Vallena membentak Vino, "Asal kamu tau aku bukan--"
"VALL!!" Sofi berteriak. Buru-buru menyela pengakuan Vallena. Jika publik harus mengetahui bahwa jati diri Vallena yang sebenarnya adalah lelaki, itu harus dari mulut Vallena sendiri. Bukan dari seorang sampah nan hina seperti Vino. Sofi membisiki kekasihnya, "Jangan kamu bongkar identitasmu kepada si brengsek ini. Akan lebih terhormat jika kamu sendiri yang mengaku ke depan publik."
"Tapi, aku tak mau dia terus menerus menghinamu!" bantah Vallena.
"Cepat atau lambat dia juga akan tau faktanya. Tapi tidak sekarang!" cegah Sofi.
Vallena mendengkus. Menahan emosinya sekali lagi. Apa yang Sofi katakan ada benarnya. Cecunguk macam Vino tak berhak menjadi orang pertama yang mengetahui rahasia besar yang ia sembunyikan bertahun-tahun.
"HELLLOOOO ...? Sudah selesai rapat keluarganya?" sindir Vino.
"Maumu apa sih, Vin? Kamu ngikutin aku sampai sini? Apa kamu enggak ada kerjaan lain? Hah!" bentak Sofi.
"Mauku itu kita kembali bersama-sama, Sugar. Please, kamu sadar dari khilafmu dong! Hubungan sesama jenis itu dosa, my baby! Tidak ada masa depan buat kalian berdua. Apalagi buat karir kamu, Vallena. Hancur semua yang kamu bangun jika masyarakat tau tentang skandal ini," sahut Vino.
"Tau apa kamu tentang dosa, Vin! Aku sudah bilang berkali-kali! Aku tak akan bisa kembali padamu, Vin! Tanpa aku menjalin kasih dengan Vallena atau siapa pun, aku tetap tak akan kembali padamu!" teriak Sofi.
Vino mendengkus kesal.
Tapi ia masih menyiapkan beberapa manuver untuk menaklukkan mantan kekasihnya itu.

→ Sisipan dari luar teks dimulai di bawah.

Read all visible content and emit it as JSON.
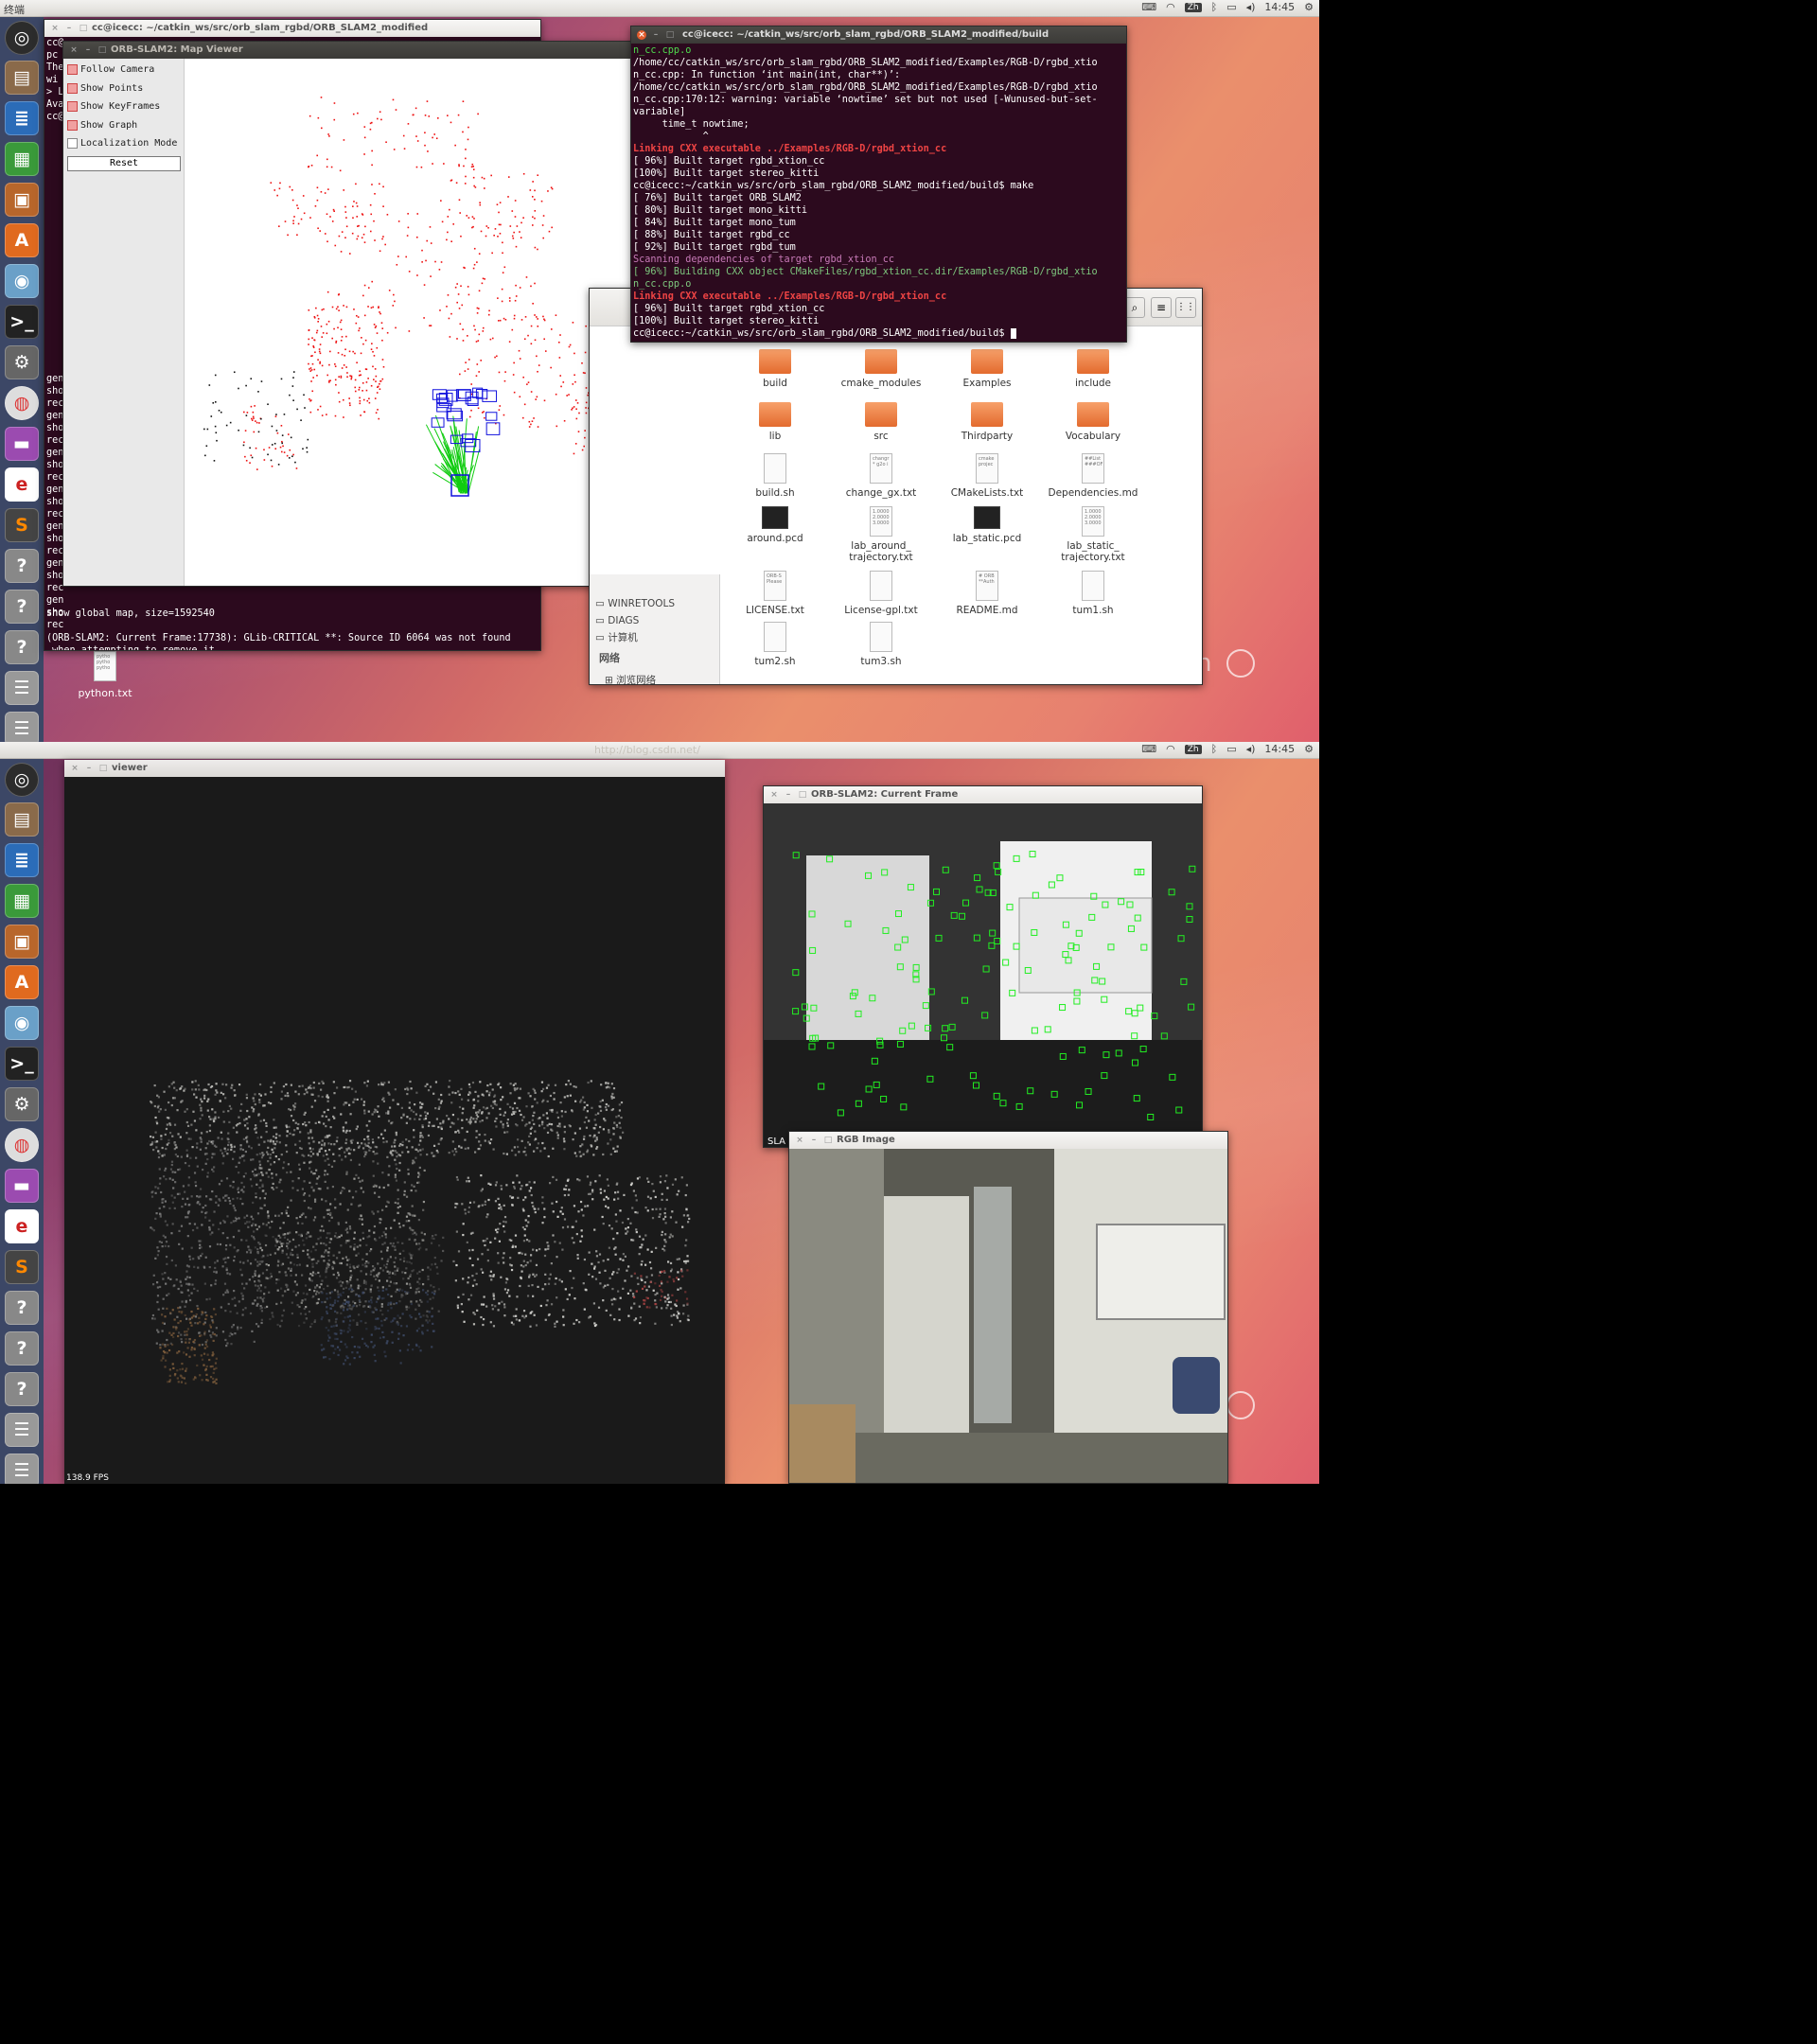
{
  "colors": {
    "wallpaper_start": "#6b2f58",
    "wallpaper_end": "#e7816f",
    "launcher": "#3c4766",
    "terminal_bg": "#2c0a1e",
    "terminal_green": "#4eda4e",
    "terminal_red": "#ef4444",
    "map_points": "#ff0000",
    "keyframes": "#0000ff",
    "graph": "#00ff00"
  },
  "top": {
    "menubar": {
      "title": "终端",
      "ime": "Zh",
      "time": "14:45",
      "tray_icons": [
        "keyboard-icon",
        "wifi-icon",
        "ime-icon",
        "bluetooth-icon",
        "battery-icon",
        "volume-icon"
      ]
    },
    "launcher_icons": [
      "ubuntu-dash-icon",
      "files-icon",
      "writer-icon",
      "calc-icon",
      "impress-icon",
      "software-center-icon",
      "disk-icon",
      "terminal-icon",
      "settings-icon",
      "chrome-icon",
      "purple-app-icon",
      "evince-icon",
      "sublime-icon",
      "unknown-app-icon",
      "unknown-app-icon",
      "unknown-app-icon",
      "trash-icon"
    ],
    "term_left": {
      "title": "cc@icecc: ~/catkin_ws/src/orb_slam_rgbd/ORB_SLAM2_modified",
      "top_lines": [
        "cc@",
        "pc",
        "The",
        "wi",
        "> L",
        "Ava",
        "cc@"
      ],
      "side_lines": [
        "gen",
        "sho",
        "rec",
        "gen",
        "sho",
        "rec",
        "gen",
        "sho",
        "rec",
        "gen",
        "sho",
        "rec",
        "gen",
        "sho",
        "rec",
        "gen",
        "sho",
        "rec",
        "gen",
        "sho",
        "rec"
      ],
      "bottom_lines": [
        "show global map, size=1592540",
        "",
        "(ORB-SLAM2: Current Frame:17738): GLib-CRITICAL **: Source ID 6064 was not found",
        " when attempting to remove it"
      ]
    },
    "map_viewer": {
      "title": "ORB-SLAM2: Map Viewer",
      "options": [
        {
          "label": "Follow Camera",
          "checked": true
        },
        {
          "label": "Show Points",
          "checked": true
        },
        {
          "label": "Show KeyFrames",
          "checked": true
        },
        {
          "label": "Show Graph",
          "checked": true
        },
        {
          "label": "Localization Mode",
          "checked": false
        }
      ],
      "reset": "Reset"
    },
    "term_build": {
      "title": "cc@icecc: ~/catkin_ws/src/orb_slam_rgbd/ORB_SLAM2_modified/build",
      "lines": [
        {
          "c": "g",
          "t": "n_cc.cpp.o"
        },
        {
          "c": "",
          "t": "/home/cc/catkin_ws/src/orb_slam_rgbd/ORB_SLAM2_modified/Examples/RGB-D/rgbd_xtio"
        },
        {
          "c": "",
          "t": "n_cc.cpp: In function ‘int main(int, char**)’:"
        },
        {
          "c": "",
          "t": "/home/cc/catkin_ws/src/orb_slam_rgbd/ORB_SLAM2_modified/Examples/RGB-D/rgbd_xtio"
        },
        {
          "c": "",
          "t": "n_cc.cpp:170:12: warning: variable ‘nowtime’ set but not used [-Wunused-but-set-"
        },
        {
          "c": "",
          "t": "variable]"
        },
        {
          "c": "",
          "t": "     time_t nowtime;"
        },
        {
          "c": "",
          "t": "            ^"
        },
        {
          "c": "r",
          "t": "Linking CXX executable ../Examples/RGB-D/rgbd_xtion_cc"
        },
        {
          "c": "",
          "t": "[ 96%] Built target rgbd_xtion_cc"
        },
        {
          "c": "",
          "t": "[100%] Built target stereo_kitti"
        },
        {
          "c": "",
          "t": "cc@icecc:~/catkin_ws/src/orb_slam_rgbd/ORB_SLAM2_modified/build$ make"
        },
        {
          "c": "",
          "t": "[ 76%] Built target ORB_SLAM2"
        },
        {
          "c": "",
          "t": "[ 80%] Built target mono_kitti"
        },
        {
          "c": "",
          "t": "[ 84%] Built target mono_tum"
        },
        {
          "c": "",
          "t": "[ 88%] Built target rgbd_cc"
        },
        {
          "c": "",
          "t": "[ 92%] Built target rgbd_tum"
        },
        {
          "c": "m",
          "t": "Scanning dependencies of target rgbd_xtion_cc"
        },
        {
          "c": "gr",
          "t": "[ 96%] Building CXX object CMakeFiles/rgbd_xtion_cc.dir/Examples/RGB-D/rgbd_xtio"
        },
        {
          "c": "gr",
          "t": "n_cc.cpp.o"
        },
        {
          "c": "r",
          "t": "Linking CXX executable ../Examples/RGB-D/rgbd_xtion_cc"
        },
        {
          "c": "",
          "t": "[ 96%] Built target rgbd_xtion_cc"
        },
        {
          "c": "",
          "t": "[100%] Built target stereo_kitti"
        },
        {
          "c": "",
          "t": "cc@icecc:~/catkin_ws/src/orb_slam_rgbd/ORB_SLAM2_modified/build$ "
        }
      ]
    },
    "file_manager": {
      "sidebar": [
        "WINRETOOLS",
        "DIAGS",
        "计算机"
      ],
      "sidebar_header": "网络",
      "sidebar_link": "浏览网络",
      "items": [
        {
          "name": "build",
          "kind": "folder"
        },
        {
          "name": "cmake_modules",
          "kind": "folder"
        },
        {
          "name": "Examples",
          "kind": "folder"
        },
        {
          "name": "include",
          "kind": "folder"
        },
        {
          "name": "lib",
          "kind": "folder"
        },
        {
          "name": "src",
          "kind": "folder"
        },
        {
          "name": "Thirdparty",
          "kind": "folder"
        },
        {
          "name": "Vocabulary",
          "kind": "folder"
        },
        {
          "name": "build.sh",
          "kind": "doc"
        },
        {
          "name": "change_gx.txt",
          "kind": "doc",
          "preview": "changr * g2o i"
        },
        {
          "name": "CMakeLists.txt",
          "kind": "doc",
          "preview": "cmake projec"
        },
        {
          "name": "Dependencies.md",
          "kind": "doc",
          "preview": "##List ###OF"
        },
        {
          "name": "around.pcd",
          "kind": "dark"
        },
        {
          "name": "lab_around_ trajectory.txt",
          "kind": "doc",
          "preview": "1.0000 2.0000 3.0000"
        },
        {
          "name": "lab_static.pcd",
          "kind": "dark"
        },
        {
          "name": "lab_static_ trajectory.txt",
          "kind": "doc",
          "preview": "1.0000 2.0000 3.0000"
        },
        {
          "name": "LICENSE.txt",
          "kind": "doc",
          "preview": "ORB-S Please"
        },
        {
          "name": "License-gpl.txt",
          "kind": "doc"
        },
        {
          "name": "README.md",
          "kind": "doc",
          "preview": "# ORB **Auth"
        },
        {
          "name": "tum1.sh",
          "kind": "doc"
        },
        {
          "name": "tum2.sh",
          "kind": "doc"
        },
        {
          "name": "tum3.sh",
          "kind": "doc"
        }
      ]
    },
    "desktop_file": {
      "label": "python.txt",
      "preview": "pytho pytho pytho"
    }
  },
  "bottom": {
    "watermark": "http://blog.csdn.net/",
    "viewer": {
      "title": "viewer",
      "fps": "138.9 FPS"
    },
    "current_frame": {
      "title": "ORB-SLAM2: Current Frame",
      "partial_label": "SLA"
    },
    "rgb": {
      "title": "RGB Image"
    }
  }
}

"Aku akan sebar foto-foto ini," Vino menunjukkan beberapa lembar foto Sofi dan Vallena yang bergandengan dan berciuman di pantai.
"Astaga, kamu benar-benar memata-matai kami?!" Vallena tak habis pikir. Baru kali ini bertemu dengan seorang penjahat seperti Vino.

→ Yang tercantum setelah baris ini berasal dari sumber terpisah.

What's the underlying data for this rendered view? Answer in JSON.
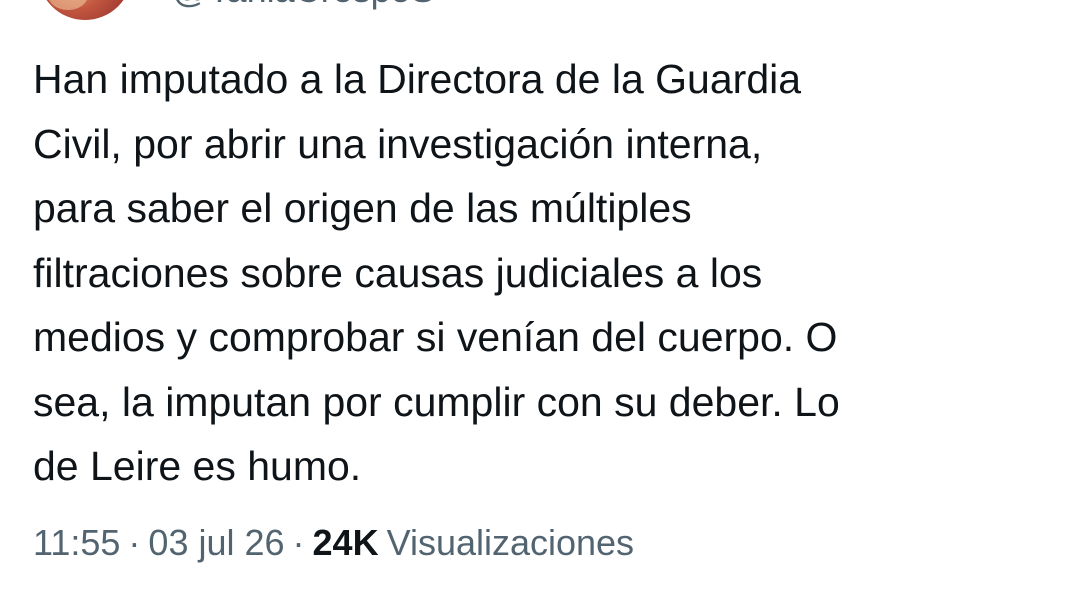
{
  "author": {
    "handle": "@TaniaCrespoS"
  },
  "tweet": {
    "text": "Han imputado a la Directora de la Guardia\nCivil, por abrir una investigación interna,\npara saber el origen de las múltiples\nfiltraciones sobre causas judiciales a los\nmedios y comprobar si venían del cuerpo. O\nsea, la imputan por cumplir con su deber. Lo\nde Leire es humo."
  },
  "meta": {
    "time": "11:55",
    "separator": "·",
    "date": "03 jul 26",
    "views_count": "24K",
    "views_label": "Visualizaciones"
  },
  "colors": {
    "text": "#0f1419",
    "secondary": "#536471",
    "background": "#ffffff"
  }
}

"Vin, kenapa kamu enggak mencoba hidup dengan benar dan menjadi orang baik saja, sih? Apa yang kamu dapatkan dengan bersikap begini?" tanya Sofi frustasi.
"Aku akan mendapatkan kamu," kelakar Vino. Ia kembali melanjutkan, "Kata siapa aku jahat? Kalau aku jahat, aku sudah sebar foto ini di jagad maya tanpa bertemu dengan kalian dulu. Buktinya, aku ke sini jauh-jauh untuk berdiskusi," terangnya.

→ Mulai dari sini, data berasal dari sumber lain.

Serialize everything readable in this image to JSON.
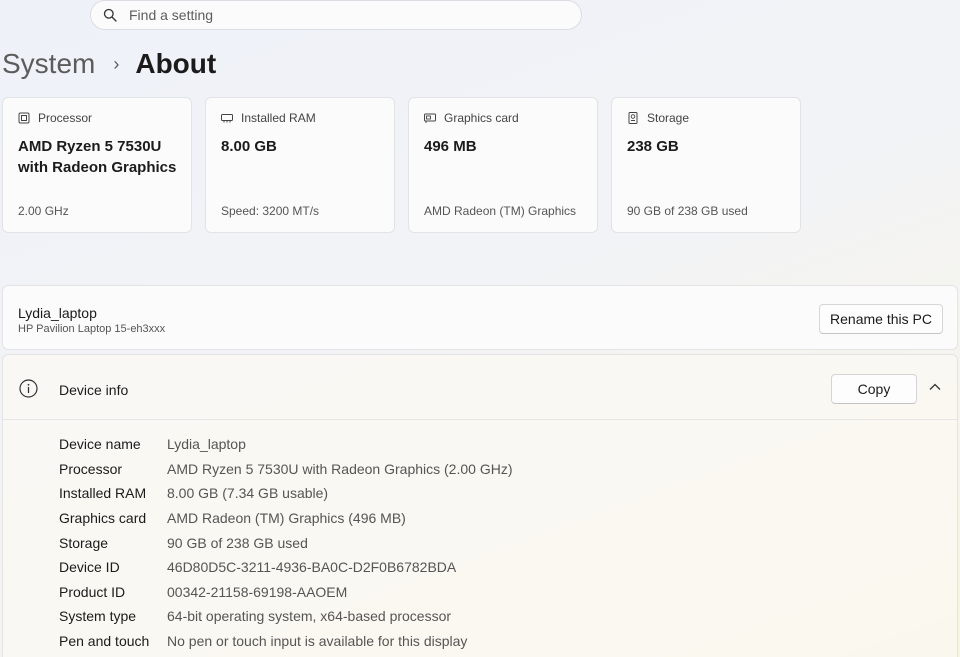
{
  "search": {
    "placeholder": "Find a setting"
  },
  "breadcrumb": {
    "parent": "System",
    "separator": "›",
    "current": "About"
  },
  "specs": [
    {
      "icon": "processor-icon",
      "title": "Processor",
      "value": "AMD Ryzen 5 7530U with Radeon Graphics",
      "sub": "2.00 GHz"
    },
    {
      "icon": "ram-icon",
      "title": "Installed RAM",
      "value": "8.00 GB",
      "sub": "Speed: 3200 MT/s"
    },
    {
      "icon": "graphics-card-icon",
      "title": "Graphics card",
      "value": "496 MB",
      "sub": "AMD Radeon (TM) Graphics"
    },
    {
      "icon": "storage-icon",
      "title": "Storage",
      "value": "238 GB",
      "sub": "90 GB of 238 GB used"
    }
  ],
  "pc": {
    "name": "Lydia_laptop",
    "model": "HP Pavilion Laptop 15-eh3xxx",
    "rename_label": "Rename this PC"
  },
  "device_info": {
    "icon": "info-icon",
    "title": "Device info",
    "copy_label": "Copy",
    "rows": [
      {
        "label": "Device name",
        "value": "Lydia_laptop"
      },
      {
        "label": "Processor",
        "value": "AMD Ryzen 5 7530U with Radeon Graphics (2.00 GHz)"
      },
      {
        "label": "Installed RAM",
        "value": "8.00 GB (7.34 GB usable)"
      },
      {
        "label": "Graphics card",
        "value": "AMD Radeon (TM) Graphics (496 MB)"
      },
      {
        "label": "Storage",
        "value": "90 GB of 238 GB used"
      },
      {
        "label": "Device ID",
        "value": "46D80D5C-3211-4936-BA0C-D2F0B6782BDA"
      },
      {
        "label": "Product ID",
        "value": "00342-21158-69198-AAOEM"
      },
      {
        "label": "System type",
        "value": "64-bit operating system, x64-based processor"
      },
      {
        "label": "Pen and touch",
        "value": "No pen or touch input is available for this display"
      }
    ]
  }
}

Sofi menggelengkan kepala. Teramat muak dengan tingkah laku Vino.
"Oh, dan aku tak sendirian. Aku tadi malam sudah menghubungi bu Ida dan memberitahukan keberadaan kalian. Sebentar lagi ia palingan juga sampai. Kami tadi ke sini beriringan," imbuh Vino santai tanpa beban.
"Kau memang bajingan ...!" hardik Vallena memburu Vino. Namun, Sofi menahan lengan sang kekasih.
"VALLEEE ...!" terdengar suara wanita memekik dari arah belakang. Ida turun dari mobil yang dikendarai oleh Hesa.
Wanita paruh baya itu berjalan dengan gontai. Seluruh sendi dan lututnya bak bergetar karena syok. Mata Ida membelalak penuh dengan air mata. Betapa terperanjatnya ia melihat tampilan anak perempuannya berubah 180 derajat. Sosok yang tak mau ia lihat, sosok yang paling ia takuti, sosok yang paling ia hindari. Vallena menjadi lelaki.
----
¹ Butchy : Wanita dalam kategori ini memiliki sosok maskulin dengan ciri-ciri berpenampilan layaknya seorang pria. Di dunia lesbian, butchy atau buci berperan sebagai pria dalam sebuah hubungan
² Femme : biasanya berpenampilan selayaknya gadis pada umumnya bahkan cenderung lebih feminim.